Dobbiamo educare e mobilitare la popolazione a condurre la lotta contro l’integrazione dell’Austria nella NATO e contro l’abolizione della neutralità. Per passare dalla difesa all’offensiva sono necessari un forte movimento per la pace e una lotta di massa. È quindi necessario intensificare i nostri sforzi per rafforzare la lotta di classe – contro il nostro principale nemico, che si trova nel nostro stesso Paese ed è l’imperialismo austriaco, il capitale monopolistico austriaco: su questo non ci sono dubbi. In caso di guerra, la classe operaia è chiamata a rivoltarsi contro i governanti che la mandano sui campi di battaglia. L’attuale equilibrio di potere può essere sfavorevole, ma i continui sconvolgimenti possono dare una dinamica alla quale dobbiamo essere preparati. Una possibile nuova guerra mondiale deve concludersi con il rovesciamento del capitalismo e dell’imperialismo.
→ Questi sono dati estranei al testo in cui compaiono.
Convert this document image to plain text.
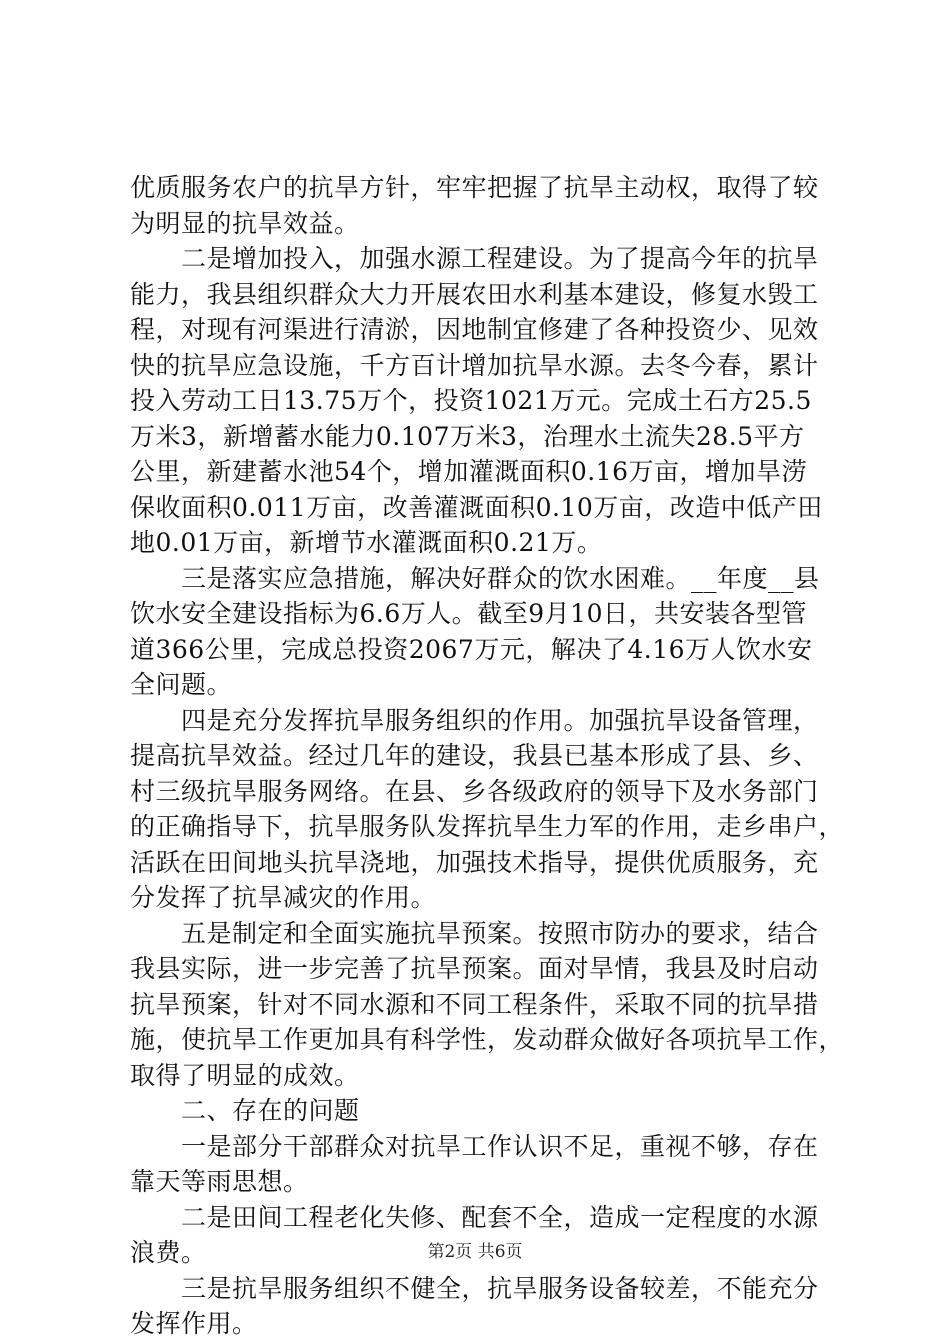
优质服务农户的抗旱方针，牢牢把握了抗旱主动权，取得了较
为明显的抗旱效益。
　　二是增加投入，加强水源工程建设。为了提高今年的抗旱
能力，我县组织群众大力开展农田水利基本建设，修复水毁工
程，对现有河渠进行清淤，因地制宜修建了各种投资少、见效
快的抗旱应急设施，千方百计增加抗旱水源。去冬今春，累计
投入劳动工日13.75万个，投资1021万元。完成土石方25.5
万米3，新增蓄水能力0.107万米3，治理水土流失28.5平方
公里，新建蓄水池54个，增加灌溉面积0.16万亩，增加旱涝
保收面积0.011万亩，改善灌溉面积0.10万亩，改造中低产田
地0.01万亩，新增节水灌溉面积0.21万。
　　三是落实应急措施，解决好群众的饮水困难。__年度__县
饮水安全建设指标为6.6万人。截至9月10日，共安装各型管
道366公里，完成总投资2067万元，解决了4.16万人饮水安
全问题。
　　四是充分发挥抗旱服务组织的作用。加强抗旱设备管理，
提高抗旱效益。经过几年的建设，我县已基本形成了县、乡、
村三级抗旱服务网络。在县、乡各级政府的领导下及水务部门
的正确指导下，抗旱服务队发挥抗旱生力军的作用，走乡串户，
活跃在田间地头抗旱浇地，加强技术指导，提供优质服务，充
分发挥了抗旱减灾的作用。
　　五是制定和全面实施抗旱预案。按照市防办的要求，结合
我县实际，进一步完善了抗旱预案。面对旱情，我县及时启动
抗旱预案，针对不同水源和不同工程条件，采取不同的抗旱措
施，使抗旱工作更加具有科学性，发动群众做好各项抗旱工作，
取得了明显的成效。
　　二、存在的问题
　　一是部分干部群众对抗旱工作认识不足，重视不够，存在
靠天等雨思想。
　　二是田间工程老化失修、配套不全，造成一定程度的水源
浪费。
　　三是抗旱服务组织不健全，抗旱服务设备较差，不能充分
发挥作用。
第2页 共6页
La storia recente delle ex repubbliche dell’URSS lo dimostra chiaramente: imperialismo significa guerra, socialismo significa pace.
Per il momento, tuttavia, tutti gli sforzi sono concentrati nel prevenire un’escalation della guerra in Ucraina e l’inizio di una guerra mondiale. Sono i lavoratori a morire nelle trincee – e ogni giorno di guerra è un giorno di troppo. Pertanto, la nostra richiesta principale è quella di un cessate il fuoco e di soluzioni negoziate, anche se le opzioni che rimangono al sistema borghese e alle sfiduciate Nazioni Unite sono discutibili. Naturalmente, c’è da temere che ci sarà pace solo quando questa sembrerà appropriata per il capitale statunitense e russo allo stesso tempo; che questa pace servirà solo al profitto capitalista nella ricostruzione – e nel riarmo, cioè che ogni pace sia solo una pausa per prendere fiato prima della prossima guerra.
Pertanto, anche una possibile soluzione di pace non ci solleva naturalmente dalla lotta di classe rivoluzionaria per il socialismo. Questo vale non da ultimo per l’Austria, il cui capitale sta cercando di uscire dalla guerra in Ucraina indenne, come un profittatore di guerra su tutti i fronti e capace di realizzare nuovi profitti. Non ci accontenteremo mai di una relativa “prosperità” in Austria che si basa sul saccheggio di altre nazioni dell’Europa orientale e sudorientale. Non ci rassegneremo mai a un’esistenza da schiavi come lavoratori salariati, oppressi politicamente e sfruttati economicamente. E non accetteremo un sistema che porta con sé la guerra, proprio come le nuvole portano la pioggia.